The Nauruan Supreme Court is currently considering a case brought by a group of asylum seekers challenging the lawfulness of their indefinite detention on Nauru.
The challenge, led by prominent refugee advocate Julian Burnside QC, strikes at the core of Australia's transfer of asylum seekers to its isolated former colony. It also shines a light on our practice of employing former colonies to do our dirty work but then using their sovereign status to deflect criticisms their way.
The asylum seekers claim they’re detained in circumstances which violate the protection of personal liberty in the Nauruan Constitution. They seek, among other things, immediate release. A similar proceeding is on foot in PNG.
Since 14 September 2012, about 430 asylum seekers have been transferred to Nauru and a further 300 to Manus Island. Indefinite detention in remote places is a central component of the Australian Government's “no-advantage” policy. It's perhaps the most draconian of all the threats being used to deter people from coming to Australia by boat.
A court decision that such detention is prohibited by local laws would raise questions as to the future of our regional processing policy in its current form. It may well be that Australian Government policy will be frustrated, at least in part, by the Constitutions of its former colonies.
In addition to the issues of local law at their heart, the cases raise much broader questions about Australia's post-colonial politics.
The Australian Government's line on the Nauru case - that it’s a matter for the sovereign state of Nauru – is a familiar response.
When funding was sought from the Australian Government to provide the applicants in the Nauruan case with access to lawyers, they said it was a matter for Nauru as a sovereign nation.
When criticisms have been raised about the lack of media access to the detention centres on Nauru and Manus, the Government has said that regulating access is exclusively the responsibility of Nauru and PNG as sovereign states.
When allegations have been raised that the detention of people in the processing centres violates international human rights protections, Australia has said that our human rights obligations end once we’ve transferred people offshore to other sovereign states.
It's a matter for them, not us, seems to be the default defence. But this persistent deflection of responsibility belies the extent to which the Australian Government maintains effective control over the arrangements.
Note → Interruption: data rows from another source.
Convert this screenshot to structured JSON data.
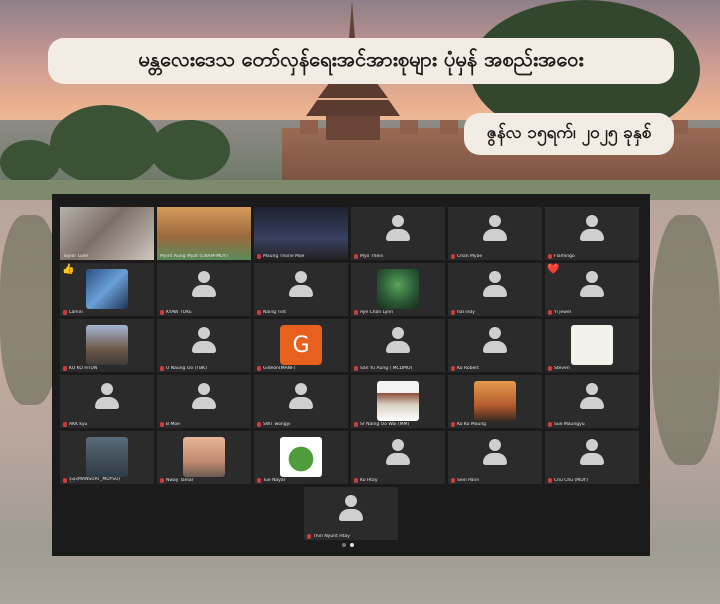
{
  "banner": {
    "title": "မန္တလေးဒေသ တော်လှန်ရေးအင်အားစုများ ပုံမှန် အစည်းအဝေး",
    "date": "ဇွန်လ ၁၅ရက်၊ ၂၀၂၅ ခုနှစ်"
  },
  "participants": [
    {
      "name": "Taylor Gale",
      "kind": "video",
      "muted": false
    },
    {
      "name": "Myint Aung Myat (CNAM-MDY)",
      "kind": "video",
      "muted": false,
      "active": true
    },
    {
      "name": "Maung Thone Moe",
      "kind": "video",
      "muted": true
    },
    {
      "name": "Myo Thein",
      "kind": "avatar",
      "muted": true
    },
    {
      "name": "Chan Myae",
      "kind": "avatar",
      "muted": true
    },
    {
      "name": "Flamingo",
      "kind": "avatar",
      "muted": true
    },
    {
      "name": "Lamin",
      "kind": "image",
      "muted": true,
      "reaction": "👍"
    },
    {
      "name": "KYAW TOKE",
      "kind": "avatar",
      "muted": true
    },
    {
      "name": "Naing Tint",
      "kind": "avatar",
      "muted": true
    },
    {
      "name": "Aye Chan Lynn",
      "kind": "image",
      "muted": true
    },
    {
      "name": "hal indy",
      "kind": "avatar",
      "muted": true
    },
    {
      "name": "Yi jewel",
      "kind": "avatar",
      "muted": true,
      "reaction": "❤️"
    },
    {
      "name": "KO KO HTUN",
      "kind": "image",
      "muted": true
    },
    {
      "name": "U Naung Oo (TBK)",
      "kind": "avatar",
      "muted": true
    },
    {
      "name": "Gideon(MANF)",
      "kind": "letter",
      "letter": "G",
      "muted": true
    },
    {
      "name": "San Yu Aung ( MCDMO)",
      "kind": "avatar",
      "muted": true
    },
    {
      "name": "Ko Robert",
      "kind": "avatar",
      "muted": true
    },
    {
      "name": "Steven",
      "kind": "image",
      "muted": true
    },
    {
      "name": "AKK kyu",
      "kind": "avatar",
      "muted": true
    },
    {
      "name": "B Moe",
      "kind": "avatar",
      "muted": true
    },
    {
      "name": "SWT wongyi",
      "kind": "avatar",
      "muted": true
    },
    {
      "name": "Sr Naing Oo Wai (MM)",
      "kind": "image",
      "muted": true
    },
    {
      "name": "Ko Ko Maung",
      "kind": "image",
      "muted": true
    },
    {
      "name": "Sue Maungyu",
      "kind": "avatar",
      "muted": true
    },
    {
      "name": "ခိုးခိုး(MANSURT_MDYSU)",
      "kind": "image",
      "muted": true
    },
    {
      "name": "Nway Tamar",
      "kind": "image",
      "muted": true
    },
    {
      "name": "Tue Nayar",
      "kind": "image",
      "muted": true
    },
    {
      "name": "Ko Htay",
      "kind": "avatar",
      "muted": true
    },
    {
      "name": "Sein Pann",
      "kind": "avatar",
      "muted": true
    },
    {
      "name": "Chu Chu (MDY)",
      "kind": "avatar",
      "muted": true
    }
  ],
  "last_participant": {
    "name": "Thiri Nyunt Htay",
    "kind": "avatar",
    "muted": true
  },
  "pager": {
    "pages": 2,
    "current": 2
  }
}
Under Australian law, asylum seekers who arrive in Australia are being taken by Australian authorities to Australian funded processing centres. While there, they receive services pursuant to contracts between service providers and the Australian Government.
At least in Nauru, Australian officers will be involved in their processing and our Department of Immigration has conceded that once the period of 'no-advantage' has run its course, the likelihood is that most will be transferred back to Australia.
All this is being underwritten by extraordinary amounts of Australian public expenditure. In relation to Nauru, costs to date have been estimated at around $1 million per asylum seeker transferred there.
It is plainly inaccurate, if not disingenuous, for Australia to deny effective control and responsibility over its offshore processing arrangements.
It is also incongruous for Australia to be employing Nauru and PNG as agents of our domestic policy, but then invoking their sovereignty and independence to seek to absolve ourselves of responsibility for any grievances raised.
There is incongruity too between what Australia is doing in PNG and Nauru to what said it would do in its successful UN Security Council election campaign. Australia held itself out as being a “principled advocate of human rights for all” and a country that “does what it says”. But rather than being a principled advocate for human rights, Australia may well be sub-contracting their violation.
Australia’s selectivity when it comes to human rights and respect for sovereignty are yet further indictments of our flawed approach to a difficult issue. Preventing asylum seekers from dying at sea is a legitimate, indeed essential, policy objective. But instead of punishing those who make it here to send a message to those yet to come, we should be focussing on developing alternative, safer pathways to protection for those who need to seek it.
Punishment and deterrence is the wrong paradigm for addressing the actions of desperate people who lack viable alternatives. A thoughtful regional solution is required, but our current policy achieves only regional complicity in an ineffective, harmful and potentially unlawful approach.
Daniel Webb is a Senior Lawyer at the Human Rights Law Centre.